J's moodiness lasted several days following our return from Europe, and though I cautioned myself against it, I became vaguely optimistic. 

Maybe this is rock bottom, I thought. Maybe this is the beginning of the end. 

In my minds eye, I attempted to see J being led through the emotional labyrinth that started with remorse and humility and ended with love and recovery. How wonderful to step to the very brink of disaster, only to recognize it for what it was and allow yourself to be snatched to safety! Perhaps this is what God had been orchestrating all along! 

But even as I tried to envision us strong and united, hope was crushed under the terrible weight of just how far J would have to go and how long it would take to get there. I knew it wasn't impossible-- with God, nothing is-- but I'd experienced the agony of that journey twice. Those journeys had been refining. They had brought me strength and growth unlike I'd ever before known, but apparently they hadn't had the same- or perhaps any-  effect on J. 

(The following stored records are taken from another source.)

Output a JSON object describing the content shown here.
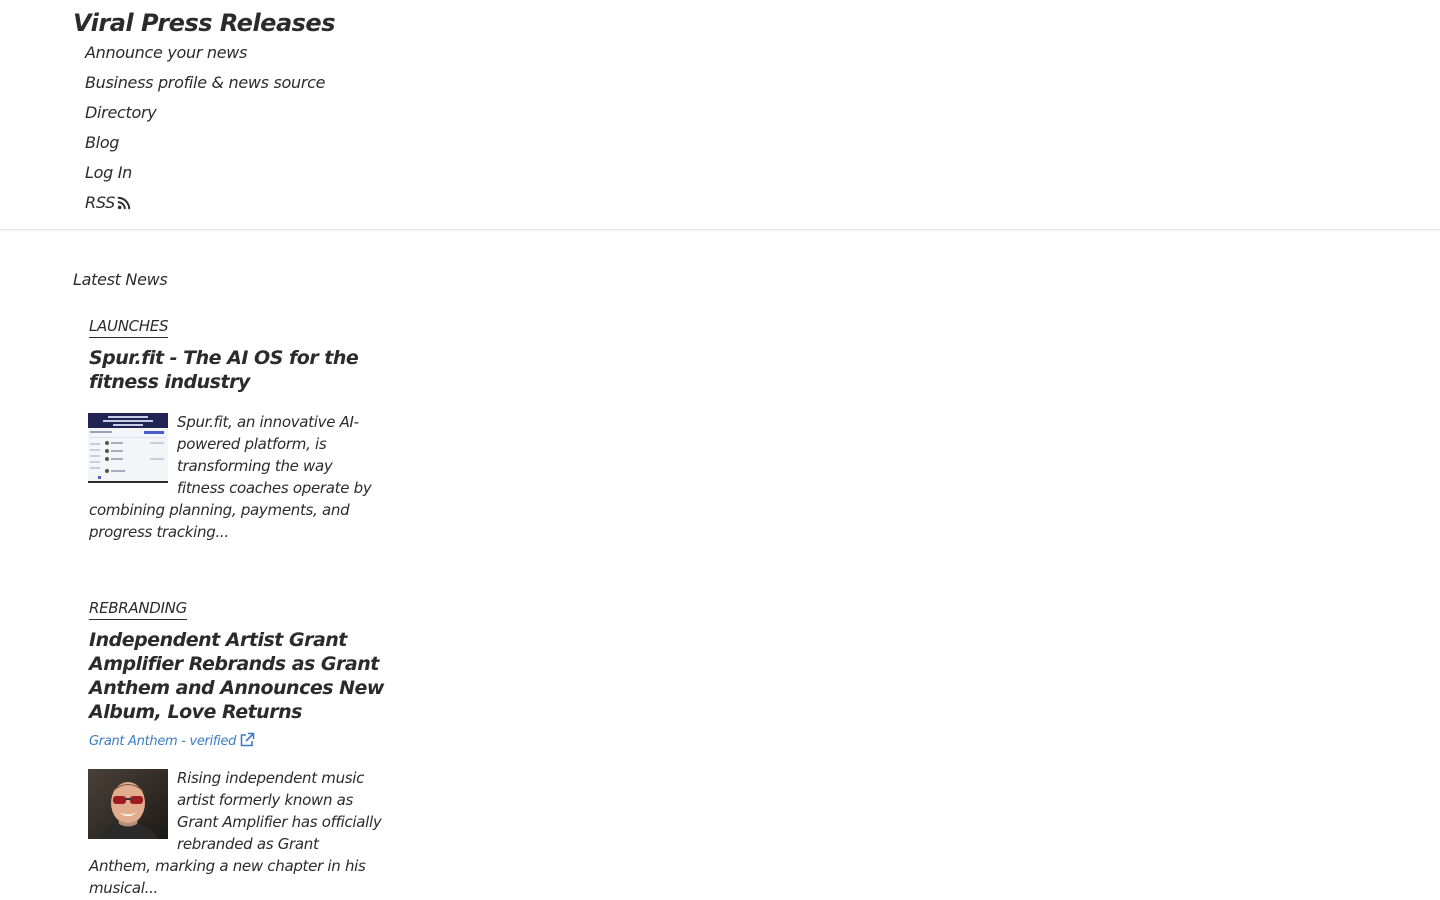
{
  "header": {
    "site_title": "Viral Press Releases",
    "nav": [
      {
        "label": "Announce your news"
      },
      {
        "label": "Business profile & news source"
      },
      {
        "label": "Directory"
      },
      {
        "label": "Blog"
      },
      {
        "label": "Log In"
      },
      {
        "label": "RSS",
        "icon": "rss-icon"
      }
    ]
  },
  "main": {
    "section_title": "Latest News",
    "articles": [
      {
        "category": "LAUNCHES",
        "title": "Spur.fit - The AI OS for the fitness industry",
        "thumbnail_icon": "product-screenshot-thumbnail",
        "excerpt": "Spur.fit, an innovative AI-powered platform, is transforming the way fitness coaches operate by combining planning, payments, and progress tracking..."
      },
      {
        "category": "REBRANDING",
        "title": "Independent Artist Grant Amplifier Rebrands as Grant Anthem and Announces New Album, Love Returns",
        "source": "Grant Anthem - verified",
        "source_icon": "external-link-icon",
        "thumbnail_icon": "artist-portrait-thumbnail",
        "excerpt": "Rising independent music artist formerly known as Grant Amplifier has officially rebranded as Grant Anthem, marking a new chapter in his musical..."
      }
    ]
  },
  "colors": {
    "text": "#2b2b2b",
    "link_blue": "#3a7bc8",
    "divider": "#e4e4e4"
  }
}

I could not comprehend how that was even possible. He was either extraordinarily dense or willfully rejecting everything we'd been taught, neither of which made me eager to go through hell a third time with only the smallest flicker of hope in his capacity and desire to change sustaining me. 

Here I was, still waiting around for him to reach rock bottom? Waiting for him to wake up and decide that addiction was not serving him? Waiting for him to finally start this journey of a thousand steps?

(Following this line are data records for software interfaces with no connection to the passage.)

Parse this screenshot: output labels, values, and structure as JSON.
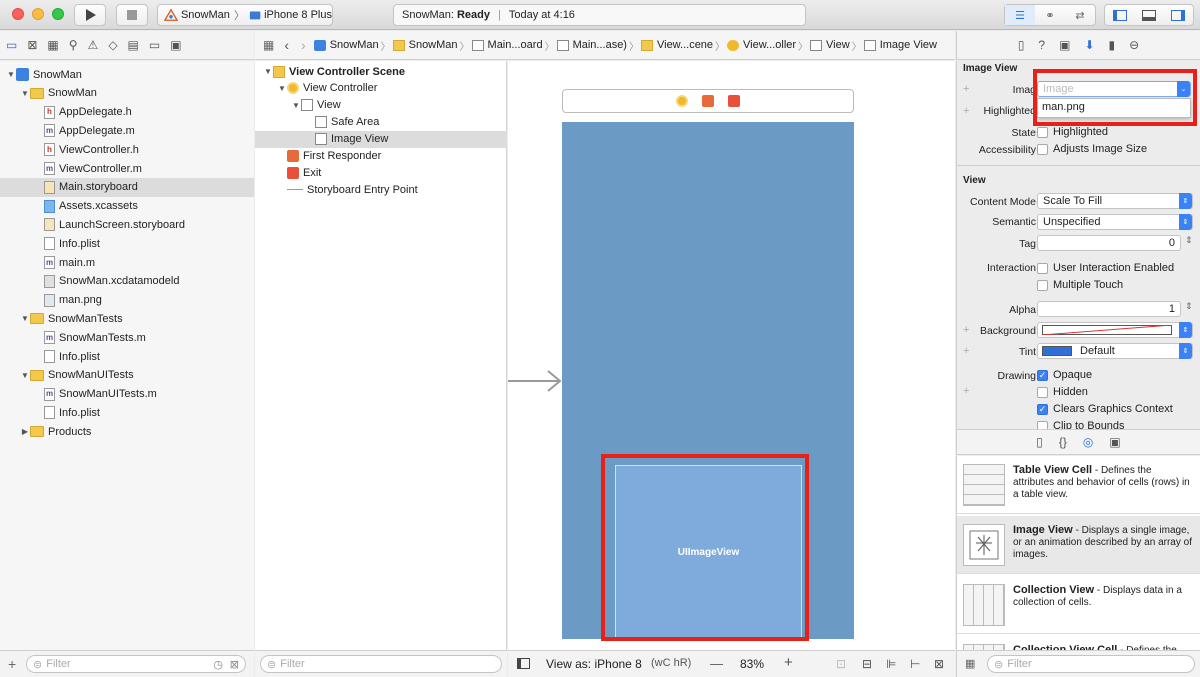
{
  "toolbar": {
    "scheme": "SnowMan",
    "device": "iPhone 8 Plus",
    "status_project": "SnowMan:",
    "status_state": "Ready",
    "status_divider": "|",
    "status_time": "Today at 4:16"
  },
  "navigator": {
    "items": [
      {
        "label": "SnowMan",
        "type": "project",
        "indent": 0,
        "expanded": true
      },
      {
        "label": "SnowMan",
        "type": "folder",
        "indent": 1,
        "expanded": true
      },
      {
        "label": "AppDelegate.h",
        "type": "h",
        "indent": 2
      },
      {
        "label": "AppDelegate.m",
        "type": "m",
        "indent": 2
      },
      {
        "label": "ViewController.h",
        "type": "h",
        "indent": 2
      },
      {
        "label": "ViewController.m",
        "type": "m",
        "indent": 2
      },
      {
        "label": "Main.storyboard",
        "type": "storyboard",
        "indent": 2,
        "selected": true
      },
      {
        "label": "Assets.xcassets",
        "type": "assets",
        "indent": 2
      },
      {
        "label": "LaunchScreen.storyboard",
        "type": "storyboard",
        "indent": 2
      },
      {
        "label": "Info.plist",
        "type": "plist",
        "indent": 2
      },
      {
        "label": "main.m",
        "type": "m",
        "indent": 2
      },
      {
        "label": "SnowMan.xcdatamodeld",
        "type": "datamodel",
        "indent": 2
      },
      {
        "label": "man.png",
        "type": "png",
        "indent": 2
      },
      {
        "label": "SnowManTests",
        "type": "folder",
        "indent": 1,
        "expanded": true
      },
      {
        "label": "SnowManTests.m",
        "type": "m",
        "indent": 2
      },
      {
        "label": "Info.plist",
        "type": "plist",
        "indent": 2
      },
      {
        "label": "SnowManUITests",
        "type": "folder",
        "indent": 1,
        "expanded": true
      },
      {
        "label": "SnowManUITests.m",
        "type": "m",
        "indent": 2
      },
      {
        "label": "Info.plist",
        "type": "plist",
        "indent": 2
      },
      {
        "label": "Products",
        "type": "folder",
        "indent": 1,
        "expanded": false
      }
    ],
    "filter_placeholder": "Filter"
  },
  "jumpbar": {
    "crumbs": [
      "SnowMan",
      "SnowMan",
      "Main...oard",
      "Main...ase)",
      "View...cene",
      "View...oller",
      "View",
      "Image View"
    ]
  },
  "outline": {
    "items": [
      {
        "label": "View Controller Scene",
        "indent": 0,
        "expanded": true,
        "bold": true
      },
      {
        "label": "View Controller",
        "indent": 1,
        "expanded": true
      },
      {
        "label": "View",
        "indent": 2,
        "expanded": true
      },
      {
        "label": "Safe Area",
        "indent": 3
      },
      {
        "label": "Image View",
        "indent": 3,
        "selected": true
      },
      {
        "label": "First Responder",
        "indent": 1
      },
      {
        "label": "Exit",
        "indent": 1
      },
      {
        "label": "Storyboard Entry Point",
        "indent": 1
      }
    ],
    "filter_placeholder": "Filter"
  },
  "canvas": {
    "image_view_label": "UIImageView",
    "view_as": "View as: iPhone 8",
    "size_class": "(wC hR)",
    "zoom_minus": "—",
    "zoom": "83%",
    "zoom_plus": "+"
  },
  "inspector": {
    "image_view_title": "Image View",
    "image_label": "Imag",
    "image_placeholder": "Image",
    "image_dropdown_option": "man.png",
    "highlighted_label": "Highlighted",
    "state_label": "State",
    "state_checkbox": "Highlighted",
    "accessibility_label": "Accessibility",
    "accessibility_checkbox": "Adjusts Image Size",
    "view_title": "View",
    "content_mode_label": "Content Mode",
    "content_mode": "Scale To Fill",
    "semantic_label": "Semantic",
    "semantic": "Unspecified",
    "tag_label": "Tag",
    "tag": "0",
    "interaction_label": "Interaction",
    "user_interaction": "User Interaction Enabled",
    "multiple_touch": "Multiple Touch",
    "alpha_label": "Alpha",
    "alpha": "1",
    "background_label": "Background",
    "tint_label": "Tint",
    "tint": "Default",
    "drawing_label": "Drawing",
    "opaque": "Opaque",
    "hidden": "Hidden",
    "clears_graphics": "Clears Graphics Context",
    "clip_to_bounds": "Clip to Bounds"
  },
  "library": {
    "items": [
      {
        "title": "Table View Cell",
        "desc": " - Defines the attributes and behavior of cells (rows) in a table view."
      },
      {
        "title": "Image View",
        "desc": " - Displays a single image, or an animation described by an array of images.",
        "selected": true
      },
      {
        "title": "Collection View",
        "desc": " - Displays data in a collection of cells."
      },
      {
        "title": "Collection View Cell",
        "desc": " - Defines the"
      }
    ],
    "filter_placeholder": "Filter"
  },
  "colors": {
    "highlight_red": "#e8201a",
    "view_blue": "#6b9ac4",
    "image_view_blue": "#7eabdc",
    "accent": "#3b82f6"
  }
}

Thinking about it that way always circled me back to the same conclusions:

That I was outgrowing him. 

That I was done with this stage of growth.

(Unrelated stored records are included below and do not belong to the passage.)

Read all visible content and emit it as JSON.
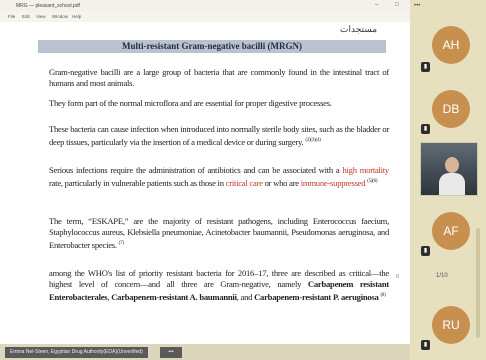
{
  "window": {
    "title": "MRG — pleasant_school.pdf",
    "controls": [
      "–",
      "□"
    ]
  },
  "menu": [
    "File",
    "Edit",
    "View",
    "Window",
    "Help"
  ],
  "doc": {
    "header_stamp": "مستجدات",
    "banner": "Multi-resistant Gram-negative bacilli (MRGN)",
    "p1": "Gram-negative bacilli are a large group of bacteria that are commonly found in the intestinal tract of humans and most animals.",
    "p2": "They form part of the normal microflora and are essential for proper digestive processes.",
    "p3": "These bacteria can cause infection when introduced into normally sterile body sites, such as the bladder or deep tissues, particularly via the insertion of a medical device or during surgery.",
    "p3_ref": "(2)(3)(4)",
    "p4_a": "Serious infections require the administration of antibiotics and can be associated with a",
    "p4_red1": "high mortality",
    "p4_b": "rate, particularly in vulnerable patients such as those in",
    "p4_red2": "critical care",
    "p4_c": "or who are",
    "p4_red3": "immune-suppressed",
    "p4_ref": "(5)(6)",
    "p5": "The term, “ESKAPE,” are the majority of resistant pathogens, including Enterococcus faecium, Staphylococcus aureus, Klebsiella pneumoniae, Acinetobacter baumannii, Pseudomonas aeruginosa, and Enterobacter species.",
    "p5_ref": "(7)",
    "p6_a": "among the WHO's list of priority resistant bacteria for 2016–17, three are described as critical—the highest level of concern—and all three are Gram-negative, namely",
    "p6_b1": "Carbapenem resistant Enterobacterales",
    "p6_c": ",",
    "p6_b2": "Carbapenem-resistant A. baumannii",
    "p6_d": ", and",
    "p6_b3": "Carbapenem-resistant P. aeruginosa",
    "p6_ref": "(8)",
    "page_marker": "8"
  },
  "status": {
    "presenter_label": "Emma Nel-Steen, Egyptian Drug Authority(EDA)(Unverified)",
    "more_label": "•••"
  },
  "participants": [
    {
      "initials": "AH",
      "color": "#c8904f"
    },
    {
      "initials": "DB",
      "color": "#c8904f"
    },
    {
      "initials": "AF",
      "color": "#c8904f"
    },
    {
      "initials": "RU",
      "color": "#c8904f"
    }
  ],
  "participant_count": "1/10",
  "panel_controls": "•••"
}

That I was ready for the next hard thing. 

That at this point, even if J were sprinting towards recovery, I was not certain I could wait around for him to catch up. 

That J was nowhere near sprinting.

I worried that God would ask me to stay anyway. That He needed me to learn something more that I wasn't yet seeing. While I would do anything He asked of me, in my heart of hearts, I felt certain that the possibility of having a loving, respectful, and equally yoked marriage with J was gone. If God wanted me to stay, it would be for another purpose entirely, and that made me feel sad, afraid, and so, so tired. 

As it turned out, I needn't have worried.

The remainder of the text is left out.